Do legislators — including the head of the state Assembly — actually know what’s in the “no bail” criminal justice law? An interaction I had on social media this week suggests no.
On Wednesday, I tweeted out a Post news story on the arrest of six Bronx men accused of being part of a $7 million fentanyl-trafficking ring and released without bail under the new law. When arrested, they were allegedly in possession of hundreds of thousands of glassine envelopes containing a white powder.
Assembly Speaker Carl Heastie tweeted a reply, asking if I knew that the “judge used his/her discretion to let them go without restrictions.”
He added: “This is a felony and the judge could have given stricter Pretrial restrictions including curfew, home detention and electronic monitoring. Please read the law and understand judicial options.”
Well, I have read the law. I keep a copy on my computer for easy reference. I told the speaker so, adding that “Judges have a narrow discretion. They must opt for the least restrictive pretrial condition.”

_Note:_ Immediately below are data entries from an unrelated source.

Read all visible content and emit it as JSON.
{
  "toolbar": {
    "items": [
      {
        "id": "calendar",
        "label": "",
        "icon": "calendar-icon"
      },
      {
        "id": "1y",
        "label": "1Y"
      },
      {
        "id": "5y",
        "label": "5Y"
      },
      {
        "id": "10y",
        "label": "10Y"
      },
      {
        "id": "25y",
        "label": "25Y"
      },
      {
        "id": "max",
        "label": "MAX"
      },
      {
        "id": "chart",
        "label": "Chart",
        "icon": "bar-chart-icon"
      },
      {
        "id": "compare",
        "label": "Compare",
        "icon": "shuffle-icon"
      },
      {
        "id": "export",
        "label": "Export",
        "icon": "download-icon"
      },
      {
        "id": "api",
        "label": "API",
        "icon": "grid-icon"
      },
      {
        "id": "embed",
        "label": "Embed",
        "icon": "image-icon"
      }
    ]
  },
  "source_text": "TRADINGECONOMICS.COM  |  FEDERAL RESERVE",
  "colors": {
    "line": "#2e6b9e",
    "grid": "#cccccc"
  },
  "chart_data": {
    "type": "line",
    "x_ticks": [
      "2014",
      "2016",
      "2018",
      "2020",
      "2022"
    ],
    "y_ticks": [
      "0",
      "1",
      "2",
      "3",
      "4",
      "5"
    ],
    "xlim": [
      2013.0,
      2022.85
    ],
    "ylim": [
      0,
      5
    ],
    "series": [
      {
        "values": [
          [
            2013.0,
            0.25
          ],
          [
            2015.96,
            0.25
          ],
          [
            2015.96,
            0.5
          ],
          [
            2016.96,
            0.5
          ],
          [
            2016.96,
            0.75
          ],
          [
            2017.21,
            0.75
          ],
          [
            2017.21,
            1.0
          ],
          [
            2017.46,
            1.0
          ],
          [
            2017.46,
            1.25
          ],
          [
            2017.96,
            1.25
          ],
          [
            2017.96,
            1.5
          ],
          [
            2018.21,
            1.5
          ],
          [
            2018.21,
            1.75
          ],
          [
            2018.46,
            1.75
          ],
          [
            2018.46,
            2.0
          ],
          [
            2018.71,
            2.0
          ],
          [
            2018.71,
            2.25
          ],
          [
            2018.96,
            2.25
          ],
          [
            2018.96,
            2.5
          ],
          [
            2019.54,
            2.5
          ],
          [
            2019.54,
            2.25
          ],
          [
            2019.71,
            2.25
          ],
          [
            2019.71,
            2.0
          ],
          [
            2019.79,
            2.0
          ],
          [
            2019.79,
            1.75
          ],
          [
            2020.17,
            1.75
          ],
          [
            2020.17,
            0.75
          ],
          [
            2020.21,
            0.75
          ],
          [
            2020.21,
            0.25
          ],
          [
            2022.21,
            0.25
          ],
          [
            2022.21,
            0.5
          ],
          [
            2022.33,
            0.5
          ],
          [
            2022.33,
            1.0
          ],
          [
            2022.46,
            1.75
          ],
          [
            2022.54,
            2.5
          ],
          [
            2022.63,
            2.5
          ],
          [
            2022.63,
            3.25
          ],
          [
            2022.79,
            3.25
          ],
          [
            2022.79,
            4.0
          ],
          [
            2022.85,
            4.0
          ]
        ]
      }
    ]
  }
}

Also, I noted, the progressive Vera Institute approvingly said the new law “remove[s] or severely restrict[s] the discretion law enforcement, prosecutors and judges have traditionally enjoyed in the criminal justice system.”
But Heastie was still looking for an out. He tweeted back that, given the large amount of drugs, the men might’ve been charged under the “kingpin” statute as major traffickers.
The speaker’s tweets revealed a loose grasp of the facts of the law he champions. And he was just plain wrong regarding the extent of discretion under the new law and the major-trafficker statute.
These defendants were ordered to surrender their passports and submit to Tier 1 supervised release. The judge rejected the special narcotics prosecutor’s additional request for travel restrictions, electronic monitoring and Tier 2, Level 5 supervised release — because the law specifically requires the least restrictive pretrial conditions practical in any case.